Minnesota PUC Green-Lights 400 MW Of Wind For Otter Tail Power


The Minnesota Public Utilities Commission (PUC) has voted unanimously to approve a modified version of Otter Tail Power Co.’s 15-year resource plan, which includes significant investments in energy efficiency and renewable energy.

The PUC’s decision draws on advocacy in a proceeding by the Minnesota Center for Environmental Advocacy, Fresh Energy, the Sierra Club and Wind on the Wires, which argued that Otter Tail’s plan had limited clean energy investments despite clear benefits to customers. Otter Tail, an investor-owned electric utility, provides power for residential, commercial and industrial customers in Minnesota, North Dakota and South Dakota.

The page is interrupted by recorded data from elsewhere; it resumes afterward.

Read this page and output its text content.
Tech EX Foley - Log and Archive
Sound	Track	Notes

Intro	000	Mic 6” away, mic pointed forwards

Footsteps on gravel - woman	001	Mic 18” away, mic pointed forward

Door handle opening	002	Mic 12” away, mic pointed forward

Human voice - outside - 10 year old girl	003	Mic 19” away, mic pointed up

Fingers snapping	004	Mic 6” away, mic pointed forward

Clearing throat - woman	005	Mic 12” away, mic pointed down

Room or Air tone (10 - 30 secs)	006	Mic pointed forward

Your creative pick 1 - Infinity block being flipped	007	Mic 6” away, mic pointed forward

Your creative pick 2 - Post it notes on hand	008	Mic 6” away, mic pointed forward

According to the clean energy groups, the PUC’s decision now affirms that additional clean energy investments are a good bet for the utility’s customers.

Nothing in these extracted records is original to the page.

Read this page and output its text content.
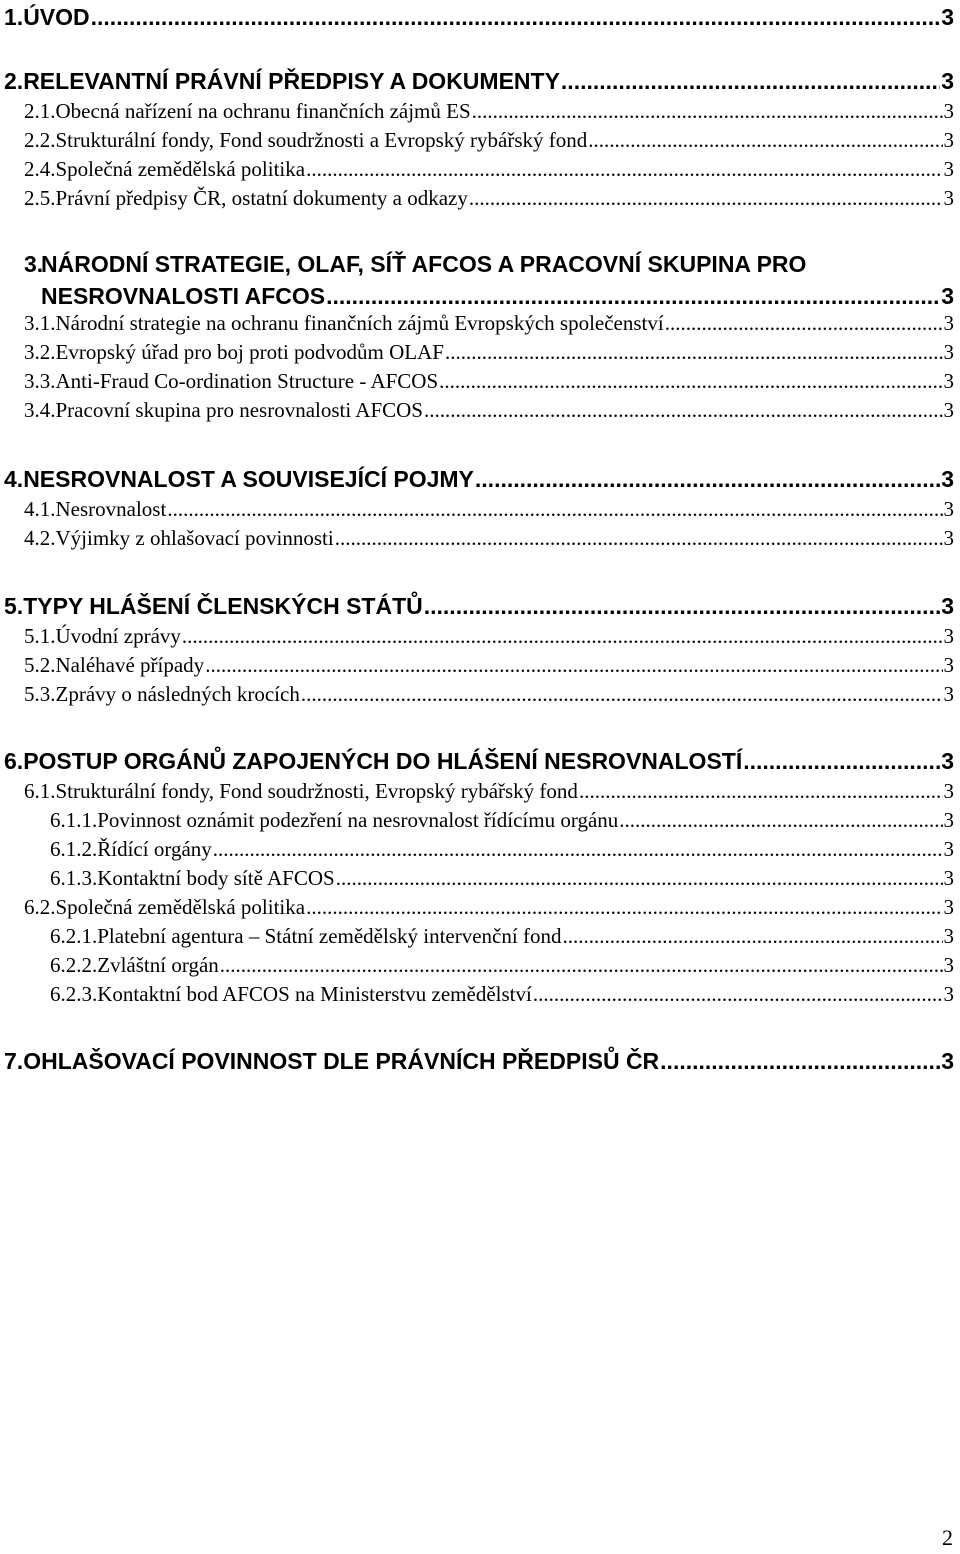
1. ÚVOD .....	3
2. RELEVANTNÍ PRÁVNÍ PŘEDPISY A DOKUMENTY .....	3
2.1. Obecná nařízení na ochranu finančních zájmů ES .....	3
2.2. Strukturální fondy, Fond soudržnosti a Evropský rybářský fond .....	3
2.4. Společná zemědělská politika .....	3
2.5. Právní předpisy ČR, ostatní dokumenty a odkazy .....	3
3.NÁRODNÍ STRATEGIE, OLAF, SÍŤ AFCOS A PRACOVNÍ SKUPINA PRO
NESROVNALOSTI AFCOS .....	3
3.1. Národní strategie na ochranu finančních zájmů Evropských společenství .....	3
3.2. Evropský úřad pro boj proti podvodům OLAF .....	3
3.3. Anti-Fraud Co-ordination Structure - AFCOS .....	3
3.4. Pracovní skupina pro nesrovnalosti AFCOS .....	3
4. NESROVNALOST A SOUVISEJÍCÍ POJMY .....	3
4.1. Nesrovnalost .....	3
4.2. Výjimky z ohlašovací povinnosti .....	3
5. TYPY HLÁŠENÍ ČLENSKÝCH STÁTŮ .....	3
5.1. Úvodní zprávy .....	3
5.2. Naléhavé případy .....	3
5.3. Zprávy o následných krocích .....	3
6. POSTUP ORGÁNŮ ZAPOJENÝCH DO HLÁŠENÍ NESROVNALOSTÍ .....	3
6.1. Strukturální fondy, Fond soudržnosti, Evropský rybářský fond .....	3
6.1.1. Povinnost oznámit podezření na nesrovnalost řídícímu orgánu .....	3
6.1.2. Řídící orgány .....	3
6.1.3. Kontaktní body sítě AFCOS .....	3
6.2. Společná zemědělská politika .....	3
6.2.1. Platební agentura – Státní zemědělský intervenční fond .....	3
6.2.2. Zvláštní orgán .....	3
6.2.3. Kontaktní bod AFCOS na Ministerstvu zemědělství .....	3
7. OHLAŠOVACÍ POVINNOST DLE PRÁVNÍCH PŘEDPISŮ ČR .....	3
2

Otter Tail’s resource plan, as approved by the PUC, includes as follows:

  • The confirmed retirement of the coal-fired Hoot Lake power plant by 2021;
  • The addition of up to 400 MW of wind energy by 2023 (200 MW more than originally proposed by Otter Tail);
  • The addition of up to 30 MW of solar energy by 2020; and
  • A target of 1.6% annual savings via energy efficiency projects.

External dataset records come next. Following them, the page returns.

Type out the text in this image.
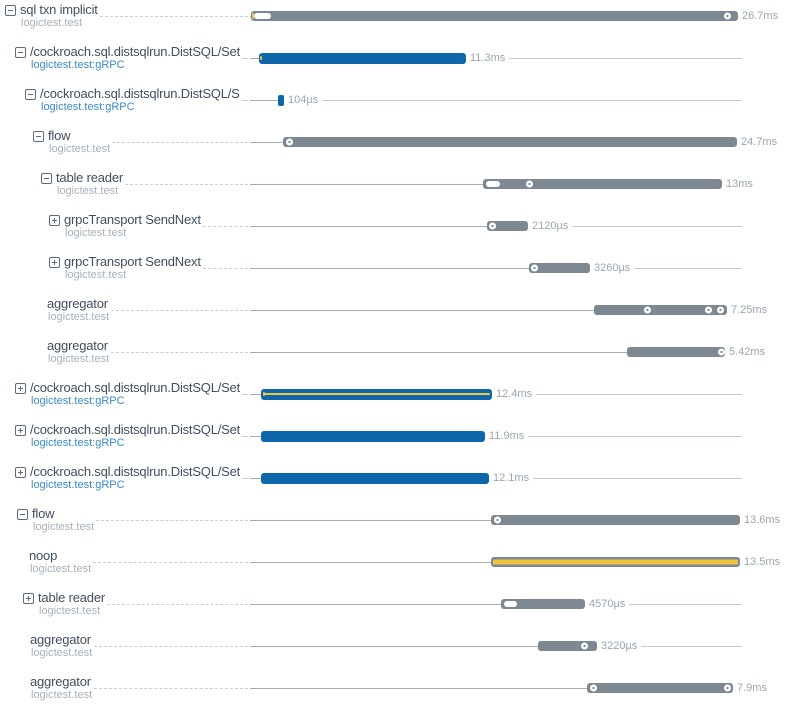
sql txn implicit
logictest.test
26.7ms
/cockroach.sql.distsqlrun.DistSQL/Set
logictest.test:gRPC
11.3ms
/cockroach.sql.distsqlrun.DistSQL/S
logictest.test:gRPC
104µs
flow
logictest.test
24.7ms
table reader
logictest.test
13ms
grpcTransport SendNext
logictest.test
2120µs
grpcTransport SendNext
logictest.test
3260µs
aggregator
logictest.test
7.25ms
aggregator
logictest.test
5.42ms
/cockroach.sql.distsqlrun.DistSQL/Set
logictest.test:gRPC
12.4ms
/cockroach.sql.distsqlrun.DistSQL/Set
logictest.test:gRPC
11.9ms
/cockroach.sql.distsqlrun.DistSQL/Set
logictest.test:gRPC
12.1ms
flow
logictest.test
13.6ms
noop
logictest.test
13.5ms
table reader
logictest.test
4570µs
aggregator
logictest.test
3220µs
aggregator
logictest.test
7.9ms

The commission also approved up to 250 MW of peaking capacity in 2021, which Otter Tail plans to meet with a new natural gas plant – despite strong arguments during the hearing that the utility had not adequately demonstrated that a gas plant would be in the public interest, according to the clean energy groups, which note that the gas plant is proposed to be built in either North or South Dakota; Otter Tail has not publicly revealed the location, other than the fact that it will not be in Minnesota.

“We are pleased with the PUC’s decision to include additional clean energy in Otter Tail’s plan, which is something we’ve advocated for in this proceeding over the past 10 months, but we remain disappointed in the relatively shallow analysis of clean energy alternatives to Otter Tail’s proposed natural gas plant,” says Leigh Currie, a Minnesota Center for Environmental Advocacy attorney representing Wind on the Wires, the Sierra Club and Fresh Energy. “Overall, however, this is a big win for Otter Tail’s customers and confirms that clean energy is the best choice.”

Beth Soholt, executive director of Wind on the Wires, adds, “We applaud Otter Tail Power Co. for its commitment to adding clean energy resources to their system. The additional wind and solar resources will provide benefits to both Otter Tail’s customers and the communities that host the new projects.”

Otter Tail’s next 15 year-plan is due on June 3, 2019, the groups note.